My conservative and liberal friends (who understand the importance of free trade) and I agree that the President's (on the stump and in the ads) attack of Mitt Romney's record at Bain Capital (i.e., "Outsourcer in Chief") is an utterly fallacious and voter-manipulating low blow. Any self-respecting economist (I would add self-respecting politician, but that would be oxymoronic) knows that outsourcing, whether we're talking robots or the Republic of China, is not only good for the outsourcer and the outsourcee, but for the outsourcer's home economy as well.
My conservative and liberal friends (who are bottom-line-truth oriented) and I agree that Mitt Romney's commercial which replays the President's infamous "you didn't build that" statement (leaving out "roads and bridges"), suggesting that he meant to say 'you didn't build your business', is an utterly fallacious and voter-manipulating low blow.

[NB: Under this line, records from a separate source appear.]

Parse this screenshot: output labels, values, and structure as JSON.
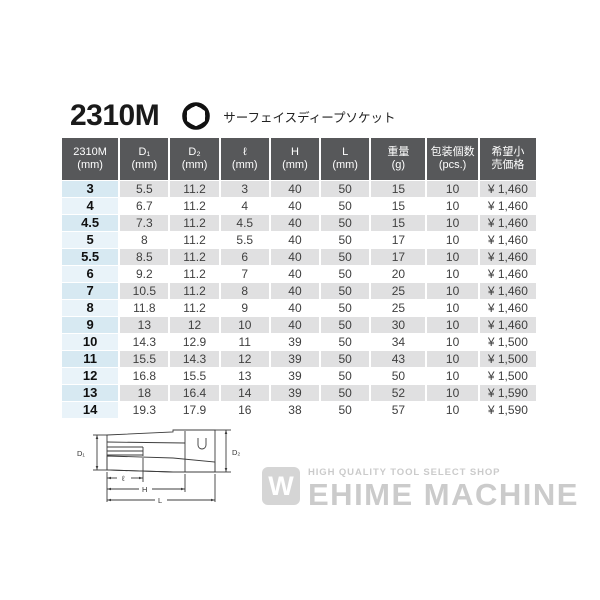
{
  "header": {
    "model": "2310M",
    "subtitle": "サーフェイスディープソケット",
    "drive_profile_icon": "surface-drive-profile-icon"
  },
  "table": {
    "columns": [
      {
        "id": "size",
        "lines": [
          "2310M",
          "(mm)"
        ]
      },
      {
        "id": "d1",
        "lines": [
          "D₁",
          "(mm)"
        ]
      },
      {
        "id": "d2",
        "lines": [
          "D₂",
          "(mm)"
        ]
      },
      {
        "id": "ell",
        "lines": [
          "ℓ",
          "(mm)"
        ]
      },
      {
        "id": "h",
        "lines": [
          "H",
          "(mm)"
        ]
      },
      {
        "id": "l",
        "lines": [
          "L",
          "(mm)"
        ]
      },
      {
        "id": "weight",
        "lines": [
          "重量",
          "(g)"
        ]
      },
      {
        "id": "pack-qty",
        "lines": [
          "包装個数",
          "(pcs.)"
        ]
      },
      {
        "id": "price",
        "lines": [
          "希望小",
          "売価格"
        ]
      }
    ],
    "rows": [
      [
        "3",
        "5.5",
        "11.2",
        "3",
        "40",
        "50",
        "15",
        "10",
        "¥ 1,460"
      ],
      [
        "4",
        "6.7",
        "11.2",
        "4",
        "40",
        "50",
        "15",
        "10",
        "¥ 1,460"
      ],
      [
        "4.5",
        "7.3",
        "11.2",
        "4.5",
        "40",
        "50",
        "15",
        "10",
        "¥ 1,460"
      ],
      [
        "5",
        "8",
        "11.2",
        "5.5",
        "40",
        "50",
        "17",
        "10",
        "¥ 1,460"
      ],
      [
        "5.5",
        "8.5",
        "11.2",
        "6",
        "40",
        "50",
        "17",
        "10",
        "¥ 1,460"
      ],
      [
        "6",
        "9.2",
        "11.2",
        "7",
        "40",
        "50",
        "20",
        "10",
        "¥ 1,460"
      ],
      [
        "7",
        "10.5",
        "11.2",
        "8",
        "40",
        "50",
        "25",
        "10",
        "¥ 1,460"
      ],
      [
        "8",
        "11.8",
        "11.2",
        "9",
        "40",
        "50",
        "25",
        "10",
        "¥ 1,460"
      ],
      [
        "9",
        "13",
        "12",
        "10",
        "40",
        "50",
        "30",
        "10",
        "¥ 1,460"
      ],
      [
        "10",
        "14.3",
        "12.9",
        "11",
        "39",
        "50",
        "34",
        "10",
        "¥ 1,500"
      ],
      [
        "11",
        "15.5",
        "14.3",
        "12",
        "39",
        "50",
        "43",
        "10",
        "¥ 1,500"
      ],
      [
        "12",
        "16.8",
        "15.5",
        "13",
        "39",
        "50",
        "50",
        "10",
        "¥ 1,500"
      ],
      [
        "13",
        "18",
        "16.4",
        "14",
        "39",
        "50",
        "52",
        "10",
        "¥ 1,590"
      ],
      [
        "14",
        "19.3",
        "17.9",
        "16",
        "38",
        "50",
        "57",
        "10",
        "¥ 1,590"
      ]
    ]
  },
  "diagram": {
    "labels": {
      "d1": "D₁",
      "d2": "D₂",
      "ell": "ℓ",
      "h": "H",
      "l": "L"
    }
  },
  "watermark": {
    "tagline": "HIGH QUALITY TOOL SELECT SHOP",
    "name": "EHIME MACHINE",
    "mark_letter": "W"
  },
  "colors": {
    "header_bg": "#57585a",
    "row_gray": "#e0e0e1",
    "row_blue_odd": "#d7e9f2",
    "row_blue_even": "#e9f3f9",
    "watermark": "#cbcbcb"
  }
}
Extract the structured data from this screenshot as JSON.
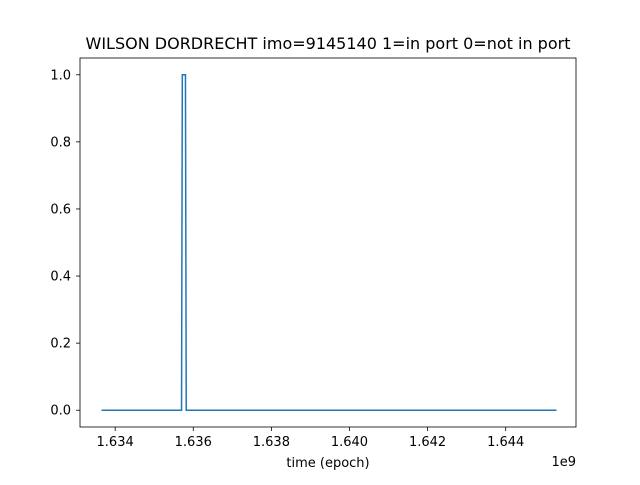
{
  "chart_data": {
    "type": "line",
    "title": "WILSON DORDRECHT imo=9145140 1=in port 0=not in port",
    "xlabel": "time (epoch)",
    "ylabel": "",
    "x_offset_label": "1e9",
    "xlim": [
      1633100000,
      1645800000
    ],
    "ylim": [
      -0.05,
      1.05
    ],
    "x_ticks": [
      1634000000,
      1636000000,
      1638000000,
      1640000000,
      1642000000,
      1644000000
    ],
    "x_tick_labels": [
      "1.634",
      "1.636",
      "1.638",
      "1.640",
      "1.642",
      "1.644"
    ],
    "y_ticks": [
      0.0,
      0.2,
      0.4,
      0.6,
      0.8,
      1.0
    ],
    "y_tick_labels": [
      "0.0",
      "0.2",
      "0.4",
      "0.6",
      "0.8",
      "1.0"
    ],
    "grid": false,
    "series": [
      {
        "color": "#1f77b4",
        "x": [
          1633650000,
          1635700000,
          1635720000,
          1635800000,
          1635820000,
          1645300000
        ],
        "y": [
          0,
          0,
          1,
          1,
          0,
          0
        ]
      }
    ]
  }
}
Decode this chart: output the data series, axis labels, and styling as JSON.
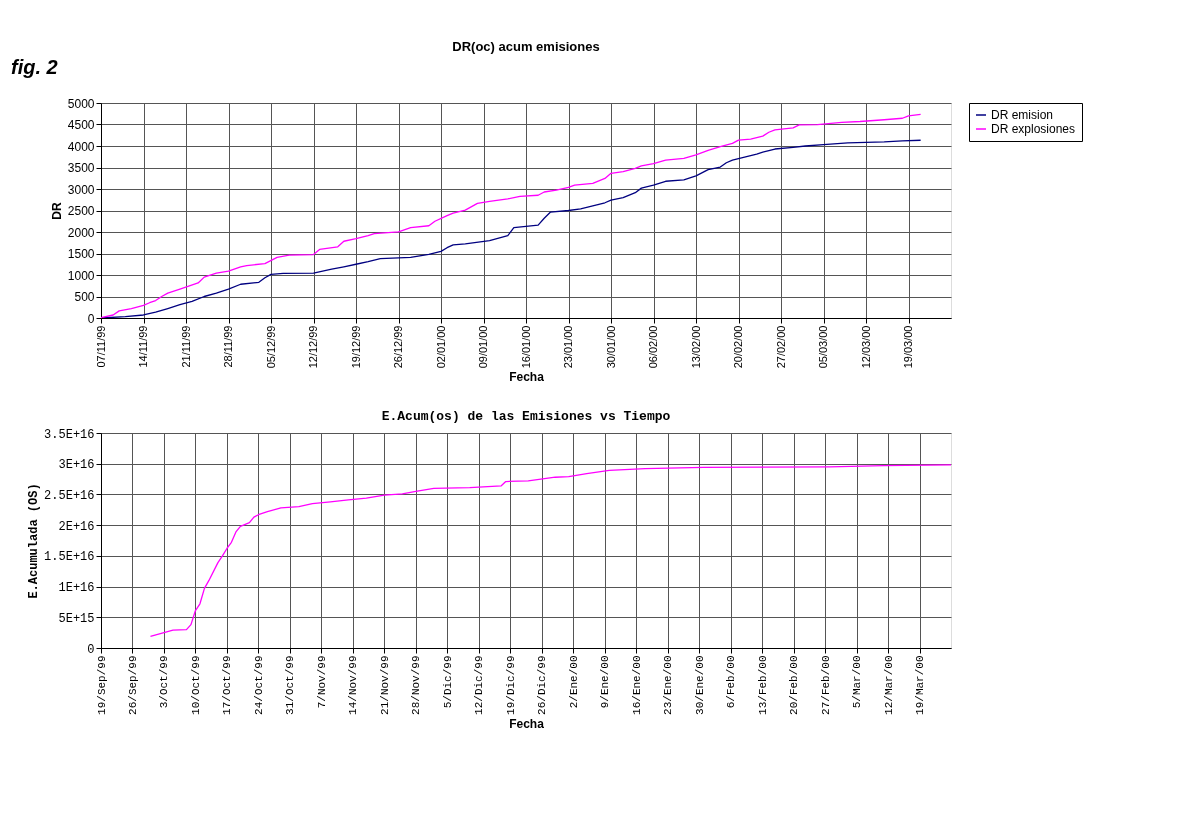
{
  "chart_data": [
    {
      "type": "line",
      "title": "DR(oc) acum emisiones",
      "xlabel": "Fecha",
      "ylabel": "DR",
      "annotations": [
        "fig. 2"
      ],
      "legend": "right",
      "grid": true,
      "xlim": [
        "1999-11-07",
        "2000-03-26"
      ],
      "xticks": [
        {
          "value": "1999-11-07",
          "label": "07/11/99"
        },
        {
          "value": "1999-11-14",
          "label": "14/11/99"
        },
        {
          "value": "1999-11-21",
          "label": "21/11/99"
        },
        {
          "value": "1999-11-28",
          "label": "28/11/99"
        },
        {
          "value": "1999-12-05",
          "label": "05/12/99"
        },
        {
          "value": "1999-12-12",
          "label": "12/12/99"
        },
        {
          "value": "1999-12-19",
          "label": "19/12/99"
        },
        {
          "value": "1999-12-26",
          "label": "26/12/99"
        },
        {
          "value": "2000-01-02",
          "label": "02/01/00"
        },
        {
          "value": "2000-01-09",
          "label": "09/01/00"
        },
        {
          "value": "2000-01-16",
          "label": "16/01/00"
        },
        {
          "value": "2000-01-23",
          "label": "23/01/00"
        },
        {
          "value": "2000-01-30",
          "label": "30/01/00"
        },
        {
          "value": "2000-02-06",
          "label": "06/02/00"
        },
        {
          "value": "2000-02-13",
          "label": "13/02/00"
        },
        {
          "value": "2000-02-20",
          "label": "20/02/00"
        },
        {
          "value": "2000-02-27",
          "label": "27/02/00"
        },
        {
          "value": "2000-03-05",
          "label": "05/03/00"
        },
        {
          "value": "2000-03-12",
          "label": "12/03/00"
        },
        {
          "value": "2000-03-19",
          "label": "19/03/00"
        }
      ],
      "ylim": [
        0,
        5000
      ],
      "yticks": [
        0,
        500,
        1000,
        1500,
        2000,
        2500,
        3000,
        3500,
        4000,
        4500,
        5000
      ],
      "series": [
        {
          "name": "DR emision",
          "color": "#000080",
          "x": [
            "1999-11-07",
            "1999-11-11",
            "1999-11-14",
            "1999-11-16",
            "1999-11-18",
            "1999-11-20",
            "1999-11-22",
            "1999-11-24",
            "1999-11-26",
            "1999-11-28",
            "1999-11-30",
            "1999-12-03",
            "1999-12-04",
            "1999-12-05",
            "1999-12-07",
            "1999-12-12",
            "1999-12-15",
            "1999-12-17",
            "1999-12-19",
            "1999-12-21",
            "1999-12-23",
            "1999-12-28",
            "1999-12-31",
            "2000-01-02",
            "2000-01-03",
            "2000-01-04",
            "2000-01-06",
            "2000-01-10",
            "2000-01-13",
            "2000-01-14",
            "2000-01-18",
            "2000-01-19",
            "2000-01-20",
            "2000-01-23",
            "2000-01-25",
            "2000-01-27",
            "2000-01-29",
            "2000-01-30",
            "2000-02-01",
            "2000-02-03",
            "2000-02-04",
            "2000-02-06",
            "2000-02-08",
            "2000-02-11",
            "2000-02-13",
            "2000-02-15",
            "2000-02-17",
            "2000-02-18",
            "2000-02-19",
            "2000-02-21",
            "2000-02-23",
            "2000-02-24",
            "2000-02-26",
            "2000-02-29",
            "2000-03-02",
            "2000-03-05",
            "2000-03-09",
            "2000-03-15",
            "2000-03-18",
            "2000-03-21"
          ],
          "values": [
            0,
            30,
            70,
            135,
            220,
            310,
            385,
            500,
            580,
            670,
            785,
            830,
            935,
            1015,
            1040,
            1045,
            1135,
            1190,
            1250,
            1310,
            1380,
            1410,
            1480,
            1550,
            1635,
            1700,
            1725,
            1800,
            1915,
            2100,
            2160,
            2320,
            2460,
            2500,
            2540,
            2610,
            2680,
            2740,
            2800,
            2915,
            3020,
            3090,
            3180,
            3210,
            3305,
            3450,
            3510,
            3610,
            3670,
            3740,
            3810,
            3855,
            3930,
            3970,
            4000,
            4030,
            4075,
            4095,
            4120,
            4134
          ]
        },
        {
          "name": "DR explosiones",
          "color": "#ff00ff",
          "x": [
            "1999-11-07",
            "1999-11-09",
            "1999-11-10",
            "1999-11-12",
            "1999-11-14",
            "1999-11-15",
            "1999-11-16",
            "1999-11-17",
            "1999-11-18",
            "1999-11-20",
            "1999-11-23",
            "1999-11-24",
            "1999-11-26",
            "1999-11-28",
            "1999-11-30",
            "1999-12-01",
            "1999-12-04",
            "1999-12-06",
            "1999-12-08",
            "1999-12-12",
            "1999-12-13",
            "1999-12-16",
            "1999-12-17",
            "1999-12-19",
            "1999-12-21",
            "1999-12-22",
            "1999-12-26",
            "1999-12-28",
            "1999-12-31",
            "2000-01-01",
            "2000-01-03",
            "2000-01-04",
            "2000-01-06",
            "2000-01-08",
            "2000-01-10",
            "2000-01-13",
            "2000-01-15",
            "2000-01-18",
            "2000-01-19",
            "2000-01-21",
            "2000-01-23",
            "2000-01-24",
            "2000-01-27",
            "2000-01-29",
            "2000-01-30",
            "2000-02-01",
            "2000-02-03",
            "2000-02-04",
            "2000-02-06",
            "2000-02-08",
            "2000-02-11",
            "2000-02-13",
            "2000-02-15",
            "2000-02-17",
            "2000-02-19",
            "2000-02-20",
            "2000-02-22",
            "2000-02-24",
            "2000-02-25",
            "2000-02-26",
            "2000-02-29",
            "2000-03-01",
            "2000-03-04",
            "2000-03-08",
            "2000-03-11",
            "2000-03-15",
            "2000-03-18",
            "2000-03-19",
            "2000-03-21"
          ],
          "values": [
            10,
            70,
            165,
            220,
            295,
            355,
            405,
            500,
            580,
            670,
            815,
            950,
            1045,
            1090,
            1190,
            1220,
            1265,
            1410,
            1460,
            1475,
            1595,
            1655,
            1785,
            1845,
            1915,
            1960,
            2005,
            2100,
            2145,
            2250,
            2380,
            2440,
            2510,
            2665,
            2710,
            2770,
            2830,
            2855,
            2930,
            2975,
            3040,
            3090,
            3130,
            3245,
            3365,
            3405,
            3480,
            3540,
            3590,
            3670,
            3710,
            3795,
            3900,
            3985,
            4060,
            4135,
            4160,
            4230,
            4320,
            4375,
            4420,
            4490,
            4495,
            4550,
            4570,
            4610,
            4645,
            4700,
            4735
          ]
        }
      ]
    },
    {
      "type": "line",
      "title": "E.Acum(os) de las Emisiones vs Tiempo",
      "xlabel": "Fecha",
      "ylabel": "E.Acumulada (OS)",
      "legend": false,
      "grid": true,
      "xlim": [
        "1999-09-19",
        "2000-03-26"
      ],
      "xticks": [
        {
          "value": "1999-09-19",
          "label": "19/Sep/99"
        },
        {
          "value": "1999-09-26",
          "label": "26/Sep/99"
        },
        {
          "value": "1999-10-03",
          "label": "3/Oct/99"
        },
        {
          "value": "1999-10-10",
          "label": "10/Oct/99"
        },
        {
          "value": "1999-10-17",
          "label": "17/Oct/99"
        },
        {
          "value": "1999-10-24",
          "label": "24/Oct/99"
        },
        {
          "value": "1999-10-31",
          "label": "31/Oct/99"
        },
        {
          "value": "1999-11-07",
          "label": "7/Nov/99"
        },
        {
          "value": "1999-11-14",
          "label": "14/Nov/99"
        },
        {
          "value": "1999-11-21",
          "label": "21/Nov/99"
        },
        {
          "value": "1999-11-28",
          "label": "28/Nov/99"
        },
        {
          "value": "1999-12-05",
          "label": "5/Dic/99"
        },
        {
          "value": "1999-12-12",
          "label": "12/Dic/99"
        },
        {
          "value": "1999-12-19",
          "label": "19/Dic/99"
        },
        {
          "value": "1999-12-26",
          "label": "26/Dic/99"
        },
        {
          "value": "2000-01-02",
          "label": "2/Ene/00"
        },
        {
          "value": "2000-01-09",
          "label": "9/Ene/00"
        },
        {
          "value": "2000-01-16",
          "label": "16/Ene/00"
        },
        {
          "value": "2000-01-23",
          "label": "23/Ene/00"
        },
        {
          "value": "2000-01-30",
          "label": "30/Ene/00"
        },
        {
          "value": "2000-02-06",
          "label": "6/Feb/00"
        },
        {
          "value": "2000-02-13",
          "label": "13/Feb/00"
        },
        {
          "value": "2000-02-20",
          "label": "20/Feb/00"
        },
        {
          "value": "2000-02-27",
          "label": "27/Feb/00"
        },
        {
          "value": "2000-03-05",
          "label": "5/Mar/00"
        },
        {
          "value": "2000-03-12",
          "label": "12/Mar/00"
        },
        {
          "value": "2000-03-19",
          "label": "19/Mar/00"
        }
      ],
      "ylim": [
        0,
        3.5e+16
      ],
      "yticks": [
        0,
        {
          "value": 5000000000000000.0,
          "label": "5E+15"
        },
        {
          "value": 1e+16,
          "label": "1E+16"
        },
        {
          "value": 1.5e+16,
          "label": "1.5E+16"
        },
        {
          "value": 2e+16,
          "label": "2E+16"
        },
        {
          "value": 2.5e+16,
          "label": "2.5E+16"
        },
        {
          "value": 3e+16,
          "label": "3E+16"
        },
        {
          "value": 3.5e+16,
          "label": "3.5E+16"
        }
      ],
      "series": [
        {
          "color": "#ff00ff",
          "x": [
            "1999-09-30",
            "1999-10-05",
            "1999-10-08",
            "1999-10-09",
            "1999-10-10",
            "1999-10-11",
            "1999-10-12",
            "1999-10-13",
            "1999-10-15",
            "1999-10-16",
            "1999-10-17",
            "1999-10-18",
            "1999-10-19",
            "1999-10-20",
            "1999-10-22",
            "1999-10-23",
            "1999-10-24",
            "1999-10-26",
            "1999-10-29",
            "1999-11-02",
            "1999-11-05",
            "1999-11-09",
            "1999-11-13",
            "1999-11-17",
            "1999-11-21",
            "1999-11-25",
            "1999-11-28",
            "1999-12-02",
            "1999-12-10",
            "1999-12-17",
            "1999-12-18",
            "1999-12-23",
            "1999-12-29",
            "2000-01-01",
            "2000-01-05",
            "2000-01-10",
            "2000-01-18",
            "2000-01-31",
            "2000-02-28",
            "2000-03-11",
            "2000-03-26"
          ],
          "values": [
            1900000000000000.0,
            2900000000000000.0,
            3000000000000000.0,
            3800000000000000.0,
            6100000000000000.0,
            7200000000000000.0,
            9700000000000000.0,
            1.1e+16,
            1.39e+16,
            1.5e+16,
            1.62e+16,
            1.72e+16,
            1.89e+16,
            1.98e+16,
            2.04e+16,
            2.13e+16,
            2.17e+16,
            2.22e+16,
            2.28e+16,
            2.3e+16,
            2.35e+16,
            2.38e+16,
            2.41e+16,
            2.44e+16,
            2.49e+16,
            2.51e+16,
            2.55e+16,
            2.6e+16,
            2.61e+16,
            2.64e+16,
            2.71e+16,
            2.72e+16,
            2.78e+16,
            2.79e+16,
            2.84e+16,
            2.89e+16,
            2.92e+16,
            2.94e+16,
            2.95e+16,
            2.97e+16,
            2.98e+16
          ]
        }
      ]
    }
  ]
}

Now while there's no disputing the former, the latter is worthy of a little deeper scrutiny. Not that the President meant 'you didn't build your business', he indisputably didn't. But when we consider the extent to which government has infiltrated the private sector, perhaps those who would bend context to their political benefit may be (entirely by accident) onto something. Perhaps there are businesses in our midst that in fact wouldn't exist were it not for government favor. Perhaps, in essence, there are executives who indeed deserve the charge 'they didn't build that'. Think GM, Chrysler, AIG, and God knows how many other financial institutions and green energy firms that'd be gone were it not for American-style cronyism. Perhaps the liberals are every bit as culpable as the conservatives when it comes to cozying up to big business. Perhaps they're just better at concealing it.
Anthony Gregory, while he was "charitable" in not hammering the conservatives for taking the President's (less-so Ms. Warren's) words out of context, makes the point marvelously in his post Then, Who did Build it, Mr. President?